Financial Woes For Riverdale Congregation

Editor & Publisher of The NY Jewish Week.

The Riverdale Jewish Center, the Modern Orthodox synagogue that recently parted ways with Rabbi Jonathan Rosenblatt over his unusual behavior with young men, is in financial crisis.

A message this week from the executive committee of the congregation to the membership said “the undisputable fact is that the operating account is completely depleted.”
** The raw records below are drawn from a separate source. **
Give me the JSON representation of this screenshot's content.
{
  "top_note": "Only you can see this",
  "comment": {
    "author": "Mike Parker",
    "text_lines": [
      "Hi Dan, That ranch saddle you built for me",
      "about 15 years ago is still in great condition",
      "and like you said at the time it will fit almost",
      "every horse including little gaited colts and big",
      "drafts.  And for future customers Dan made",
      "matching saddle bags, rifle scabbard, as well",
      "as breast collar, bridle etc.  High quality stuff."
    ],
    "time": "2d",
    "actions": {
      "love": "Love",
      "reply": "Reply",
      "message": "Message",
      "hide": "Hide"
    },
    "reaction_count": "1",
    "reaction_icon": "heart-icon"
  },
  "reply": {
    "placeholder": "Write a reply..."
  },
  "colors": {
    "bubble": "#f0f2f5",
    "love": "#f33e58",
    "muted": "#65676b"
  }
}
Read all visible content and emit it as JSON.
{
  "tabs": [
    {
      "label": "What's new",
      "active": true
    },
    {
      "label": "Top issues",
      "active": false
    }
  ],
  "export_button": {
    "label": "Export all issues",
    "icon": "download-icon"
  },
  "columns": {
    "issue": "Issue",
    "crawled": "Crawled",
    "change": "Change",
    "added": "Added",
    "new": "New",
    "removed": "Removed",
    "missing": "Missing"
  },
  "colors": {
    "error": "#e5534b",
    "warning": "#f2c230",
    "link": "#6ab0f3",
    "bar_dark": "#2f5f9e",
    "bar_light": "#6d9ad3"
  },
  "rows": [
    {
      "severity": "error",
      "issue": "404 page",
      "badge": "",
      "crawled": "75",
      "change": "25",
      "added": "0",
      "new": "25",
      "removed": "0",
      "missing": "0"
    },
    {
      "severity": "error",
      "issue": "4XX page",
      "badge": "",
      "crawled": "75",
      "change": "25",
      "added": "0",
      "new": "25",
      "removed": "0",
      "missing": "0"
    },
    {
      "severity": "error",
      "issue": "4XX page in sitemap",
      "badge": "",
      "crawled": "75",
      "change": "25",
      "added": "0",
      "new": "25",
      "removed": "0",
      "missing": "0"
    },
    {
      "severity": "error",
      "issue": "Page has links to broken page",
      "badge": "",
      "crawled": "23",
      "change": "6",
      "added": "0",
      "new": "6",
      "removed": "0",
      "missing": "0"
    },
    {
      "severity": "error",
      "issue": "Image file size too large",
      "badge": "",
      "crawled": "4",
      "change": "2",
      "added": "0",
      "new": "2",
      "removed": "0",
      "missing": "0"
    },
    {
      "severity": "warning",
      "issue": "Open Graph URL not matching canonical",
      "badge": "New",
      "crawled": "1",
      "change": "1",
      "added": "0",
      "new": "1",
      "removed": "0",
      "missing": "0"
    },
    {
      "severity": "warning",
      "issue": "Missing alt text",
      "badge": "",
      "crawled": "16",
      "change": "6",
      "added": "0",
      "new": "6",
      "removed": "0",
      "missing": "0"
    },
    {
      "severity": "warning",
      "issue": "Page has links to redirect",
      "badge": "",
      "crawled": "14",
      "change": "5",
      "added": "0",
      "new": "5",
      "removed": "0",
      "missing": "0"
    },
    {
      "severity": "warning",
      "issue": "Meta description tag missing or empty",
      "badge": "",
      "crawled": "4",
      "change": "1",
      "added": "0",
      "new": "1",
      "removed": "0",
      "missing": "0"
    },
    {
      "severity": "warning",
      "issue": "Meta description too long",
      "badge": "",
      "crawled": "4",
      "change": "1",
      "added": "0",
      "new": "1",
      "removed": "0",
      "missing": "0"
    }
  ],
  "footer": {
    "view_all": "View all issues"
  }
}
It added that “the doors of the RJC remain open only due to the generosity of a few families who have donated approximately $120,000 in new contributions over the last month, allowing us to cover our operating expenses.”

The letter, signed by Tzvi Bar-David, the newly elected president of the congregation, said “we will need $1.2 million in order to reach a net zero in the operating account.”

“Due to circumstances in the last year, the RJC did not actively engage in many of its regular fundraisers,” the letter noted, referring to the controversy over Rabbi Rosenblatt (no relation to this writer), who stepped down this past spring from the pulpit he held for more than three decades after many months of internal debate over whether he should be removed or allowed to stay.

The controversy was precipitated by a New York Times article in May 2015 about the rabbi’s unusual practice of showering and sitting in the sauna with boys, and later, young men, after playing racquetball with them.

His contract was converted into a retirement package, with payments spread out over time until 2032. The house he and his family have been living in, owned by the shul and valued at approximately $800,000, was given over to him. In all, the cost to the congregation of replacing the final years and obligations of Rabbi Rosenblatt’s contract, which was to end in August 2018, is between $2.1 and $2.2 million, Meyer Koplow, the rabbi’s attorney, told The Jewish Week last March.

He added that Rabbi Rosenblatt’s decision to step down was motivated by a desire for the congregation “to be able to grow and heal.”

That wish appears premature at the moment.

Some members of the congregation again are questioning what they consider to have been an overly generous package for the rabbi, and blaming it as the primary reason for RJC’s financial problems. Another key factor is that a sizeable number of families left the congregation over the rabbi’s behavior and the synagogue leadership’s response to the situation, which critics describe as inept. The families helped found a breakaway service, The Riverdale Minyan, which meets each Shabbat three blocks away at the Riverdale Temple, a Reform synagogue.

The annual rental fee is believed to be about $250,000, primarily coming from about a dozen active participants, including some who used to be major contributors to the RJC.

Despite attempts by RJC leadership to lure the former members back, the group recently voted to continue attending their own minyan, at least for now. “We want to see who the new rabbi will be and what direction the new lay leaders of RJC are taking,” one member of the minyan explained.

He and others interviewed, who preferred anonymity due to the sensitivity of the situation, gave the Bar-David letter high marks for its candor and financial transparency.

“That’s the kind of approach that could help bring us back,” the man said.

The RJC is in the early stages of deciding on a successor for Rabbi Rosenblatt, whose new post, working as a counselor at a suburban New York health center, has raised eyebrows in his community.

According to the website of Scarsdale Integrative Medicine, the rabbi is providing spiritual and psychological counseling at the Westchester practice. The website said he “recently retired” from the rabbinate but does not indicate why.